Sebarkan artikel ini
IMG 20260713 WA0005

KENDARI, suarakendari.com– Satuan Reserse Narkoba Polres Kolaka mengungkap peredaran narkotika jaringan lintas Sulawesi dengan menangkap seorang pria yang diduga menjadi kurir sabu seberat 3.055,16 gram bruto atau sekitar 3 kilogram.

Kapolres Kolaka, AKBP Yudha Widyatama Nugraha mengatakan, pengungkapan kasus tersebut bermula dari laporan masyarakat pada Senin (6/7/2026) sekitar pukul 21.30 Wita. Warga melaporkan adanya sebuah mobil Honda Brio berwarna hijau yang terparkir di tengah Jalan Pahlawan, Kelurahan Lamokato, Kecamatan Kolaka, tanpa pengemudi.

Menindaklanjuti laporan tersebut, personel Polsek Kolaka mendatangi lokasi dan mengamankan kendaraan dengan cara didorong ke Markas Polsek Kolaka. Polisi kemudian melakukan pencarian terhadap pengemudi mobil dan menemukannya di Jalan Ahmad Yani, Kelurahan Watuliandu, Kecamatan Kolaka.

“Pengemudi kemudian dibawa ke Polsek Kolaka untuk dimintai keterangan. Saat diinterogasi, yang bersangkutan menunjukkan gelagat yang mencurigakan sehingga dilakukan koordinasi dengan Satuan Reserse Narkoba Polres Kolaka,” kata AKBP Yudha Widyatama Nugraha, saat menggelar keterangan pers, di Mapolda Sultra, Senin (13/7/2026).

Kapolres menjelaskan, setelah berkoordinasi, Kasat Narkoba Polres Kolaka Iptu Jamal P bersama personelnya mendatangi Polsek Kolaka dan melakukan penggeledahan terhadap badan serta kendaraan yang dikendarai tersangka. Penggeledahan disaksikan aparat pemerintah setempat.

Dari hasil penggeledahan, polisi menemukan puluhan paket yang diduga berisi narkotika jenis sabu yang disembunyikan di bagasi belakang mobil, tepatnya di bawah ban serep.

Polisi mengidentifikasi tersangka sebagai Asnarman Pasrah Suksan. Berdasarkan hasil pemeriksaan awal, tersangka mengaku diperintahkan oleh seseorang berinisial RI untuk mengambil sabu di Kabupaten Pinrang, Sulawesi Selatan.

Setelah mengambil tiga paket sabu dengan berat sekitar tiga kilogram, tersangka membawa barang tersebut ke sebuah rumah kosong di Kota Palopo. Di lokasi itu, sabu dibagi menjadi 61 paket sesuai arahan pengendalinya.

Selanjutnya, satu paket ditinggalkan di rumah kosong tersebut, sedangkan 60 paket lainnya dibawa menuju Kabupaten Kolaka melalui jalur laut, yakni dari Pelabuhan Siwa di Sulawesi Selatan menuju Pelabuhan Tobaku di Kabupaten Kolaka Utara sebelum diteruskan ke Kabupaten Kolaka.
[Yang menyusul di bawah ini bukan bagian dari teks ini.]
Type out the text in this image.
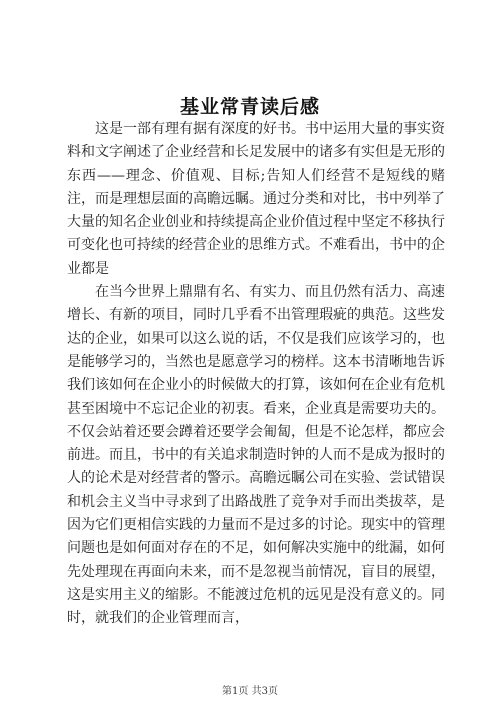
基业常青读后感

这是一部有理有据有深度的好书。书中运用大量的事实资料和文字阐述了企业经营和长足发展中的诸多有实但是无形的东西——理念、价值观、目标;告知人们经营不是短线的赌注，而是理想层面的高瞻远瞩。通过分类和对比，书中列举了大量的知名企业创业和持续提高企业价值过程中坚定不移执行可变化也可持续的经营企业的思维方式。不难看出，书中的企业都是

在当今世界上鼎鼎有名、有实力、而且仍然有活力、高速增长、有新的项目，同时几乎看不出管理瑕疵的典范。这些发达的企业，如果可以这么说的话，不仅是我们应该学习的，也是能够学习的，当然也是愿意学习的榜样。这本书清晰地告诉我们该如何在企业小的时候做大的打算，该如何在企业有危机甚至困境中不忘记企业的初衷。看来，企业真是需要功夫的。不仅会站着还要会蹲着还要学会匍匐，但是不论怎样，都应会前进。而且，书中的有关追求制造时钟的人而不是成为报时的人的论术是对经营者的警示。高瞻远瞩公司在实验、尝试错误和机会主义当中寻求到了出路战胜了竞争对手而出类拔萃，是因为它们更相信实践的力量而不是过多的讨论。现实中的管理问题也是如何面对存在的不足，如何解决实施中的纰漏，如何先处理现在再面向未来，而不是忽视当前情况，盲目的展望，这是实用主义的缩影。不能渡过危机的远见是没有意义的。同时，就我们的企业管理而言，

第1页 共3页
Kapolres mengungkapkan, tersangka dijanjikan upah sebesar Rp10 juta apabila berhasil mengantarkan seluruh paket sabu tersebut ke tujuan.

“Motif tersangka diduga karena faktor ekonomi. Yang bersangkutan berperan sebagai kurir dalam jaringan peredaran narkotika lintas Sulawesi,” ujar AKBP Yudha.

Barang bukti yang diamankan memiliki berat bruto keseluruhan mencapai 3.055,16 gram.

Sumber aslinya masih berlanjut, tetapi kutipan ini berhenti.